# 2015 massey ferguson 5612 overheating



## Kkennedy1194 (Aug 1, 2021)

All at once starting overheating replaced thermostat 
Removed water pump inspected it found nothing wrong. Tractor only has 1000 hours. Radiator is clean runs hot at an idle or moving almost like the coolant isn't circulating. No pressure in the degas bottle. I'm at a loss


----------



## BigT (Sep 15, 2014)

Hello Kkennedy1194, welcome to the forum.

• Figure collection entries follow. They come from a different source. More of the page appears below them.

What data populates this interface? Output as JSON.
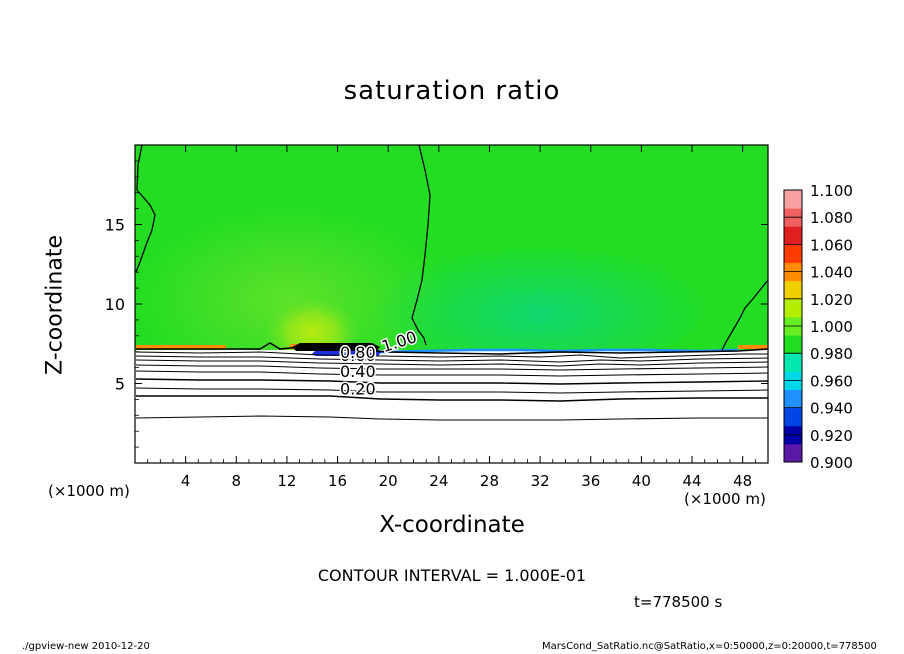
{
  "chart_data": {
    "type": "heatmap",
    "title": "saturation ratio",
    "xlabel": "X-coordinate",
    "ylabel": "Z-coordinate",
    "x_unit": "(×1000 m)",
    "xlim": [
      0,
      50
    ],
    "ylim": [
      0,
      20
    ],
    "x_ticks": [
      4,
      8,
      12,
      16,
      20,
      24,
      28,
      32,
      36,
      40,
      44,
      48
    ],
    "y_ticks": [
      5,
      10,
      15
    ],
    "contour_labels": [
      {
        "text": "1.00",
        "x": 21.0,
        "z": 7.3
      },
      {
        "text": "0.60",
        "x": 17.6,
        "z": 6.4
      },
      {
        "text": "0.80",
        "x": 17.6,
        "z": 6.6
      },
      {
        "text": "0.40",
        "x": 17.6,
        "z": 5.4
      },
      {
        "text": "0.20",
        "x": 17.6,
        "z": 4.3
      }
    ],
    "contour_interval": "CONTOUR INTERVAL = 1.000E-01",
    "time": "t=778500 s",
    "colorbar": {
      "min": 0.9,
      "max": 1.1,
      "tick_labels": [
        "1.100",
        "1.080",
        "1.060",
        "1.040",
        "1.020",
        "1.000",
        "0.980",
        "0.960",
        "0.940",
        "0.920",
        "0.900"
      ],
      "colors": [
        "#5a1aa6",
        "#0000a8",
        "#0044e6",
        "#1e90ff",
        "#00d8e8",
        "#00e8b0",
        "#22dd22",
        "#66ee22",
        "#b4ee00",
        "#f0d000",
        "#ff8c00",
        "#ff3c00",
        "#e02020",
        "#f06060",
        "#f8a0a0"
      ]
    },
    "field_colors": {
      "upper_main": "#22dd22",
      "upper_left_light": "#5ee22a",
      "upper_yellowish": "#a8ea18",
      "upper_right_teal": "#18dd60",
      "surface_orange": "#ff8c00",
      "pocket_blue": "#1f2fe0",
      "pocket_black": "#000000",
      "lower": "#ffffff"
    }
  },
  "footer": {
    "left": "./gpview-new   2010-12-20",
    "right": "MarsCond_SatRatio.nc@SatRatio,x=0:50000,z=0:20000,t=778500"
  }
}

I presume that you have checked the thermostat?? If the thermostat is stuck closed, your tractor will overheat

You may have a head gasket leak, combustion gases getting into the cooling system. You can buy a test kit to check for combustion gases in the coolant at an auto parts store. You can also observe for tiny bubbles in the coolant when it starts to get hot. The alarming feature about a head gasket leak is how quickly it gets hot.


----------



## SidecarFlip (Mar 25, 2021)

A degas bottle should never be pressurized. All it does is keep the system full of coolant and free of air. Basically the bottle replaces the air space in the upper tank of the rad and allows a bit more coolant capacity. If the thermostat is working correctly and the water pump is circulating coolant, I lean toward a head gasket as well. pretty easy to tell too. Look for bubbles in your degas bottle when the engine is running. Continuous bubbles mean a head gasket failure.


----------